通常、ストアドプロシージャを作成するときは、次のようなテンプレートを使用します。
Create procedure <procedurename>
<@param1 <type>, @param2 <type>, etc..>
as begin
<procedure>
end
私がそれにいる間、そのストアドプロシージャのみに実行権限を付与することを含める方法はありますか?
たとえば...
Grant execute [User_Execute]
...しかし、このストアドプロシージャのみですか?
他のいくつかの同様の質問を見たことがありますが、それらはすべて1つだけでなくすべてのストアドプロシージャを参照しているようです。また、create procedure
スクリプト内でアクセス許可を指定できる質問もありません。特定のストアドプロシージャのGUIなしでアクセス許可を設定する方法についての回答も歓迎します。
編集する 一番上の答えは確かに正しい方向に私を向けました、これは本質的に私が探していたものです、私がやったことであるコマンドをバッチ処理すること、私がストアドプロシージャと一緒にコマンドをバッチ処理することについては考えませんでした。とにかく、かなり滑らかだと思います。

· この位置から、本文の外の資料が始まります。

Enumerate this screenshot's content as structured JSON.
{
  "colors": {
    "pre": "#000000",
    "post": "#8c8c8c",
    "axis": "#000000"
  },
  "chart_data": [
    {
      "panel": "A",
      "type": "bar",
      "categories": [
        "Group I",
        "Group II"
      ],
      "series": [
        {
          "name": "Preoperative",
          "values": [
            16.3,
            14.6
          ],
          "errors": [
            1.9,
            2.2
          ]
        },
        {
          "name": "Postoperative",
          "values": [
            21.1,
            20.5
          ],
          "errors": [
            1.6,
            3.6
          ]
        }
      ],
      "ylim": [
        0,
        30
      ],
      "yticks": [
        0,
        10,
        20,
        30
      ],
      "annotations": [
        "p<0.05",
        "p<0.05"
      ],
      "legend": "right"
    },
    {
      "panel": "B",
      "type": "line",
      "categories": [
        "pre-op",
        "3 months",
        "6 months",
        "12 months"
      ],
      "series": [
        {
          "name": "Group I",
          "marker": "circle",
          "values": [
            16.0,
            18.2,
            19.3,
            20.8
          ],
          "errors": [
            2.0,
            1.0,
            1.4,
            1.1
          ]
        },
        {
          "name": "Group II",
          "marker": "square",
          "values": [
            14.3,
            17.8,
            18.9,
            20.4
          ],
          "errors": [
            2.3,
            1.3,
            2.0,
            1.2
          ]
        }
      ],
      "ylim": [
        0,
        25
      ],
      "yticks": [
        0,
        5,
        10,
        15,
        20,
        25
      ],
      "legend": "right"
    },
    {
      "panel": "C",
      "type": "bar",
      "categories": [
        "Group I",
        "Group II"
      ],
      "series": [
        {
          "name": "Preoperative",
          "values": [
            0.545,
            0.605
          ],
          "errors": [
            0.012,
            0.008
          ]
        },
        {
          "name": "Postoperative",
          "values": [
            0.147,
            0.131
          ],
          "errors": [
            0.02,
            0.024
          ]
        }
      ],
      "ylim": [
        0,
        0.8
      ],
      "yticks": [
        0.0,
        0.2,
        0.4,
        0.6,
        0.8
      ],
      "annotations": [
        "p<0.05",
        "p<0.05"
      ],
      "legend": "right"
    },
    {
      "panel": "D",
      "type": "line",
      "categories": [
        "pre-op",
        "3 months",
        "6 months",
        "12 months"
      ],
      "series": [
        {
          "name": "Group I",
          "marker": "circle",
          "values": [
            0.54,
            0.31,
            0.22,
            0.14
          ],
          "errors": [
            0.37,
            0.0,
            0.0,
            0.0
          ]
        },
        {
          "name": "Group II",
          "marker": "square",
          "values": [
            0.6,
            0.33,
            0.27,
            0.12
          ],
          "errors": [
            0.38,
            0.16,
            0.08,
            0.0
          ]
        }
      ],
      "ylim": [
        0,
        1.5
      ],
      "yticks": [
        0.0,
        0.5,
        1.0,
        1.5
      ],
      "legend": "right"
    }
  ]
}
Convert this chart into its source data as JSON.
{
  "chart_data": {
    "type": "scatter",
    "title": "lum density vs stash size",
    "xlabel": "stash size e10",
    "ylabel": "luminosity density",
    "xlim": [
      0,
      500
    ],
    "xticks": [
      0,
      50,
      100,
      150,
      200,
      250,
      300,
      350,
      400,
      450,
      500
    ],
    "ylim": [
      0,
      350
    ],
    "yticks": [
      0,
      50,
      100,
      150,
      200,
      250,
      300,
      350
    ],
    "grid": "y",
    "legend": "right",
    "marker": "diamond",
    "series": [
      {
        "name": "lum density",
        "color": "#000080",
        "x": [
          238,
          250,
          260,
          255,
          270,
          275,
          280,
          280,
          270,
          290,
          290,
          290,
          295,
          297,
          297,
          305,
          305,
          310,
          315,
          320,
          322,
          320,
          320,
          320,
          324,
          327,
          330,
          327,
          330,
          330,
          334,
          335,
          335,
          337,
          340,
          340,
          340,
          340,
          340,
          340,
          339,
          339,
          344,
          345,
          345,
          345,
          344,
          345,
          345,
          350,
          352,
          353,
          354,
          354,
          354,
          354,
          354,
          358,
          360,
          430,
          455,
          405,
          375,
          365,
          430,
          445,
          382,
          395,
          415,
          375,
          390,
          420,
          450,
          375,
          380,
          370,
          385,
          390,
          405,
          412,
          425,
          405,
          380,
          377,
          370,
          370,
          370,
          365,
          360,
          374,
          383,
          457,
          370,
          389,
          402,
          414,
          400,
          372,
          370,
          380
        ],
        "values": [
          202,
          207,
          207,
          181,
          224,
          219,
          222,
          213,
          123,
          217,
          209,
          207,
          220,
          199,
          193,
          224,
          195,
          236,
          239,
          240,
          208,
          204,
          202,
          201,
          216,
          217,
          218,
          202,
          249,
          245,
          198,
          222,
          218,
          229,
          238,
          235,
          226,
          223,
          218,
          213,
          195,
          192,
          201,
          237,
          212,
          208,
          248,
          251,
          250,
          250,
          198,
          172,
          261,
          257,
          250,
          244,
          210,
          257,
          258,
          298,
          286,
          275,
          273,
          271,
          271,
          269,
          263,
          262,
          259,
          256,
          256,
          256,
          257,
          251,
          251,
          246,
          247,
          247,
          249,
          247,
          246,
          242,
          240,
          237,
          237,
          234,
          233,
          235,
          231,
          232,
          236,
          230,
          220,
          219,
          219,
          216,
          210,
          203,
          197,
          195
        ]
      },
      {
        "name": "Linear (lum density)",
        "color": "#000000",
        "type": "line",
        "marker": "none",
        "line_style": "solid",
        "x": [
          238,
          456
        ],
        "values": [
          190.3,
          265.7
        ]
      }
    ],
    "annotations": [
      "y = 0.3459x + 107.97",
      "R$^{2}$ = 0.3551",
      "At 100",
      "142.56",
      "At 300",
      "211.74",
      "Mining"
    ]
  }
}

Create procedure <procedurename>
<@param1 <type>, @param2 <type>, etc..>
as begin
<procedure>
end
GO
GRANT EXECUTE ON <procedurename> to <username>
GO
GRANT EXECUTE ON dbo.procname TO username;
truncate tableストアドプロシージャなどのオブジェクトに対する権限の設定は、次の方法で実行できます。
GRANT EXECUTE ON <schema>.<object> to <user>;
ただし、ログインレベルとユーザーレベルの両方でセキュリティ権限を付与することもできます。アクセスを必要とするオブジェクト(実行など)に必要な権限のみを決定して付与します。 EXECUTE AS
機能の使用を検討してください。これにより、他のユーザーのなりすましが原因で、基になるすべてのオブジェクト(テーブルなど)に必要なすべての権限を付与する必要なしに、コードを実行するために必要な権限を検証できます。 EXECUTE AS
は、ストアドプロシージャ、関数、トリガーなどに追加できます。
ストアドプロシージャ内で次のようにコードに追加します。
CREATE PROCEDURE dbo.MyProcedure WITH EXECUTE AS OWNER
この場合、呼び出されているモジュールの所有者に成り代わっています。 ORユーザーがモジュールを作成または変更するOR ... CALLERを偽装することもできます。これにより、モジュールが現在のユーザーの権限を取得できるようになります。またはOWNERを偽装します。呼び出されるプロシージャの所有者の許可を取得しますOR ...偽装 'user_name'は特定のユーザーを偽装しますOR ...偽装 'login_name'は特定のログインを偽装します.
ほとんどの場合、EXECUTE
権限をストアドプロシージャに付与するだけで、ストアドプロシージャ内で参照されるすべてのオブジェクトに権限が付与されます。
このようにして、暗黙の権限を付与する必要はありません(例:データを更新するか、追加のプロシージャを呼び出す)。所有権の連鎖がこれを処理します。これは、動的SQLまたはCREATE TABLE
などの高度なセキュリティタスクを作成する必要がある場合に特に役立ちます。 EXECUTE AS
は、これらを検討するのに便利なツールです。
この例は、このすべてを明確にするのに役立ちます。
データベース(dbadbなど)にパブリックアクセスできるNoPrivUserというユーザーを作成します。
USE [master];
GO
CREATE LOGIN [NoPrivUser] WITH PASSWORD=N'ABC5%', DEFAULT_DATABASE=[dbadb],
CHECK_EXPIRATION=ON, CHECK_POLICY=ON;
GO
USE [DBAdb];
GO
CREATE USER [NoPrivUser] FOR LOGIN [NoPrivUser];
GO
注:作成者ORこの手順の所有者は、ターゲットデータベース内にテーブル権限を作成する必要があります。
use DBAdb
go
CREATE PROCEDURE dbo.MyProcedure
WITH EXECUTE AS OWNER
truncate table MyTable
GO
GRANT EXEC ON dbo.MyProcedure TO NoPrivUser;
GO
-- Now log into your database server as NoPrivUser and run the following.
EXECUTE AS
句を使用すると、ストアドプロシージャはオブジェクト所有者のコンテキストで実行されます。このコードはdbo.MyTable
を正常に作成し、行は正常に挿入されます。この例では、ユーザーNoPrivUser
には、テーブルを変更したり、このテーブルのデータを読み取ったり変更したりする権限が絶対にありません。
このプロシージャのコンテキスト内でコーディングされたこの特定のタスクを完了するために必要な権限のみを取得します。
これらの権限を永続的に割り当てることなく、高度なセキュリティ権限を必要とするタスクを実行できるストアドプロシージャを作成するこの方法は、非常に役立ちます。